Horse Racing, Lady’s Secret, Impressionist Fay Mowery Moore

$1,000.00

Oil (with oil gouache highlights) on canvas measures 18″ x 28″ , signed lower right

Original gold frame measures 24″ x 34″ ; Painting & frame in very good original condition.

Titled on the reverse: “Lady’s Secret bursts from the pack”

Availability: In stock

Fay Moore (1920-2016) is one of the first women to receive recognition as a “sports artist.”  Although she is best known for her thoroughbred racing scenes, Moore has not limited herself to just one sport; instead, she has painted hockey, football, baseball, and squash. Her focus and success with outstanding collectors became centered on her interpretation of thoroughbred racing and resulted in a number of mural commissions for racetracks and related corporations across the country. An experienced draughtsman and a loosely impressionistic colorist, she is well-informed in classical anatomy and composition. She describes her painting as “neo-pointillist.”  In easel-scale work of recent years, her signature style of many layered inks, watercolors, gouaches and pastels has attracted awards, reviews and articles.
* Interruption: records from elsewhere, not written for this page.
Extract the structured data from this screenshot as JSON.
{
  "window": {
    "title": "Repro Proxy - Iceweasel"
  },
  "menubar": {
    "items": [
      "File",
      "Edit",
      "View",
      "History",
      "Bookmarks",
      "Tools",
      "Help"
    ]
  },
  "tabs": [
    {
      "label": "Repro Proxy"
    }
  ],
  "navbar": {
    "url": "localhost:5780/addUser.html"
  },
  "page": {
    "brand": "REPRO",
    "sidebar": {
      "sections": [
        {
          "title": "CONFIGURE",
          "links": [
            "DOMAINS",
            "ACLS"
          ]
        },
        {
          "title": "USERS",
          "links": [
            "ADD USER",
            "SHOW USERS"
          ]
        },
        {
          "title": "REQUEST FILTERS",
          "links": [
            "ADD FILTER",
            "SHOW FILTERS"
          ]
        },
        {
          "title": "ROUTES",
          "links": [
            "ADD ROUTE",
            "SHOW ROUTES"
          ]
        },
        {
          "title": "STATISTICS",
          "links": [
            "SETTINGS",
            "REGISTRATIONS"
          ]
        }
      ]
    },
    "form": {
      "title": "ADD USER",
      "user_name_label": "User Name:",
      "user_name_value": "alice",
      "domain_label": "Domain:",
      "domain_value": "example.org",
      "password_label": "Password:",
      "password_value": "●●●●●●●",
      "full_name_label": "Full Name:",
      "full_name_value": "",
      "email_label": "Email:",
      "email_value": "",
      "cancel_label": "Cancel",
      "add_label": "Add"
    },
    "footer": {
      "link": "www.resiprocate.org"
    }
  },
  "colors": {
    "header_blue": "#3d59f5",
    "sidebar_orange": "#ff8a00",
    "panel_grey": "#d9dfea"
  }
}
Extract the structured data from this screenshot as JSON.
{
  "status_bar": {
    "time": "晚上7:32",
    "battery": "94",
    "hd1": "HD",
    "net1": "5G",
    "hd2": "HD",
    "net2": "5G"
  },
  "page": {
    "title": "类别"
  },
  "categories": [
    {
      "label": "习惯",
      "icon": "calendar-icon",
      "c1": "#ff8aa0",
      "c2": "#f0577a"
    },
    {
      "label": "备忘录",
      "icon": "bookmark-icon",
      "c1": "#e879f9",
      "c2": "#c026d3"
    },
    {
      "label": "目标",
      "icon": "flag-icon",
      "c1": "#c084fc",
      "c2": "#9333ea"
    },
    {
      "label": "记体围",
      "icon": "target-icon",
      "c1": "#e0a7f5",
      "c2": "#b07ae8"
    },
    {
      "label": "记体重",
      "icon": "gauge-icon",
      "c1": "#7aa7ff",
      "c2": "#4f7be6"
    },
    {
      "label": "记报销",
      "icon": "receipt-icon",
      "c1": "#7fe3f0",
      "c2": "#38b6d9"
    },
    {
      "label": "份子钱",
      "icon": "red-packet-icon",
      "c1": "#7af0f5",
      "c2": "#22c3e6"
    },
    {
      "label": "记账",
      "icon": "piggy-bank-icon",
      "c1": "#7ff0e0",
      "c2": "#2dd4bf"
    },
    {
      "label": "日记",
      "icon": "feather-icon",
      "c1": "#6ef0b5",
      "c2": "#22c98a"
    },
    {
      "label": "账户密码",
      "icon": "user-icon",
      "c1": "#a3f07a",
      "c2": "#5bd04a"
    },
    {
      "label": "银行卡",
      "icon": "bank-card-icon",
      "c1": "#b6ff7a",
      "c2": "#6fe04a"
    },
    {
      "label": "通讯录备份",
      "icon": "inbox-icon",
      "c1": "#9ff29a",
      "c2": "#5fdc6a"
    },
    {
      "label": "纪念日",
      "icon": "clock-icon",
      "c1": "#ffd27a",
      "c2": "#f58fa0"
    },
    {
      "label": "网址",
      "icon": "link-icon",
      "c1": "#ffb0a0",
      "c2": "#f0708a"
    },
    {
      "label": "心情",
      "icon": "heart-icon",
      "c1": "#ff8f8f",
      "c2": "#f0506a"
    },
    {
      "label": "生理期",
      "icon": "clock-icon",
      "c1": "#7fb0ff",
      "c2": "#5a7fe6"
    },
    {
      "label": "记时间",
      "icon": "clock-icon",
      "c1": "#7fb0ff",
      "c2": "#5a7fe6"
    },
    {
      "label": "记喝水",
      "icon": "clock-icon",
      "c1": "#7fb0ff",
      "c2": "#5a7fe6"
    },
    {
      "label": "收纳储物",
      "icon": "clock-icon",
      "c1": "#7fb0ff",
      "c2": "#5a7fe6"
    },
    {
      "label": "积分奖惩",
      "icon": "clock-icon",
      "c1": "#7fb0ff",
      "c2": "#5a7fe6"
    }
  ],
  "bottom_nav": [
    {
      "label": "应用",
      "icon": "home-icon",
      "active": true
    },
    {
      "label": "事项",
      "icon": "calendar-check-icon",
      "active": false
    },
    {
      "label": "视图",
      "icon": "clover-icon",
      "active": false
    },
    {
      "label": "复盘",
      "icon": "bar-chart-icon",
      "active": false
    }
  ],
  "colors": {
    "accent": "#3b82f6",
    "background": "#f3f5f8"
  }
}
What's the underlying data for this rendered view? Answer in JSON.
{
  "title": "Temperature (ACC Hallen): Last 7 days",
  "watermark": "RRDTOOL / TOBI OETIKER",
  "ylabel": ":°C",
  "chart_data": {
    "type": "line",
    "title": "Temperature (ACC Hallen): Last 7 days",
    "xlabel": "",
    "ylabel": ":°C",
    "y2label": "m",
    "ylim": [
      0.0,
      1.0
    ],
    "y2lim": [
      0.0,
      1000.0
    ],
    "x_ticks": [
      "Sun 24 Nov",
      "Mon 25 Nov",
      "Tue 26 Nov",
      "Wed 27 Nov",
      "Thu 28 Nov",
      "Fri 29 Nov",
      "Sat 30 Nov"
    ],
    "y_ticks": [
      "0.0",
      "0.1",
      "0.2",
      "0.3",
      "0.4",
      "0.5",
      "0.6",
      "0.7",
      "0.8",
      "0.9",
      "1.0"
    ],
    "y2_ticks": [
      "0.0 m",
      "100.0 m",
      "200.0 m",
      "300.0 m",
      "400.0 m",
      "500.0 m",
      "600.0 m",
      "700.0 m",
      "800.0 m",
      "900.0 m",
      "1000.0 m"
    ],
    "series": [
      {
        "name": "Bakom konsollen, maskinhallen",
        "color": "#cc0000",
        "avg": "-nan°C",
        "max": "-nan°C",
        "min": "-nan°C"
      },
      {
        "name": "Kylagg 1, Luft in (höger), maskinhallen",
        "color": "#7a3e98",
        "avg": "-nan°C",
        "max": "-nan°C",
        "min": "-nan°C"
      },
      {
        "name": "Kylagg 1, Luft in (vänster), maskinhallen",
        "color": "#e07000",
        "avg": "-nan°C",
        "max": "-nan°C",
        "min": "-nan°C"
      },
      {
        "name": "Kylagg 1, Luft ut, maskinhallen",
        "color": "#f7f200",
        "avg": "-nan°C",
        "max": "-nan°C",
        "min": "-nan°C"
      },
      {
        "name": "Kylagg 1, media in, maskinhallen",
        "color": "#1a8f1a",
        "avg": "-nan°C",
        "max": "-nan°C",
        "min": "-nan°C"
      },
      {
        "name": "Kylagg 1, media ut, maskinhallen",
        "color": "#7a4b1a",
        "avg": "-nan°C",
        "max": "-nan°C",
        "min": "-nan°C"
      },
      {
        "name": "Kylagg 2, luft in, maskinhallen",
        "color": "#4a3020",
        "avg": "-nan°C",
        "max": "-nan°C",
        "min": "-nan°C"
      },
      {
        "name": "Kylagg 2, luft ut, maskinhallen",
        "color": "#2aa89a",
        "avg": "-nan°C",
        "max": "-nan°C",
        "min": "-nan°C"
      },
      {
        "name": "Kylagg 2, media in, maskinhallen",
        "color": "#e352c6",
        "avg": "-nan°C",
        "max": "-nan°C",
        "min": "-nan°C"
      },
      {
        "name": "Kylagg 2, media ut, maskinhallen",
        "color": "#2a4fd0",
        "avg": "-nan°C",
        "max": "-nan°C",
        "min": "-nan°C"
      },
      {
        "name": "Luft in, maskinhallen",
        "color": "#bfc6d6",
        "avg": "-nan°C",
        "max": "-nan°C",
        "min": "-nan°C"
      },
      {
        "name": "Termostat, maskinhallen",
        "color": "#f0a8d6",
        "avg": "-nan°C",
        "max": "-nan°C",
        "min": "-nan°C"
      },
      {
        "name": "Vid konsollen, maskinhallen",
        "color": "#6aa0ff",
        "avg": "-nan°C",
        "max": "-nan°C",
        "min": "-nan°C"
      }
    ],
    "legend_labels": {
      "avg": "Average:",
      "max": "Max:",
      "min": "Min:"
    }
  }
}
A Renaissance woman who has worked in fashion, stage-design and window display, she has been on the faculty of the Yale Graduate School of Drama, Carnegie Mellon University and the University of Kansas City.  She is now represented in museums and college collections. Having studied painting earlier with such diverse masters as hard-edge pioneer Paul Feeley at Benninton College and colorist Henry Hensche at the Cape Cod School of Art, her professional painting career began in the 1960s.

Moore’s work can be seen in a variety of galleries, museums, and magazines; including Heike Pickett Gallery in Lexington-Versailles, KY; Frost and Reed in London; The Sporting Gallery in Middleburg, VA; the Kentucky Derby Museum, and The Artist’s Magazine. She wa a Trustee of the National Art Museum of Sport, chairman of The American Academy of Equine Art, and an officer of the National Arts Club where she maintained a studio.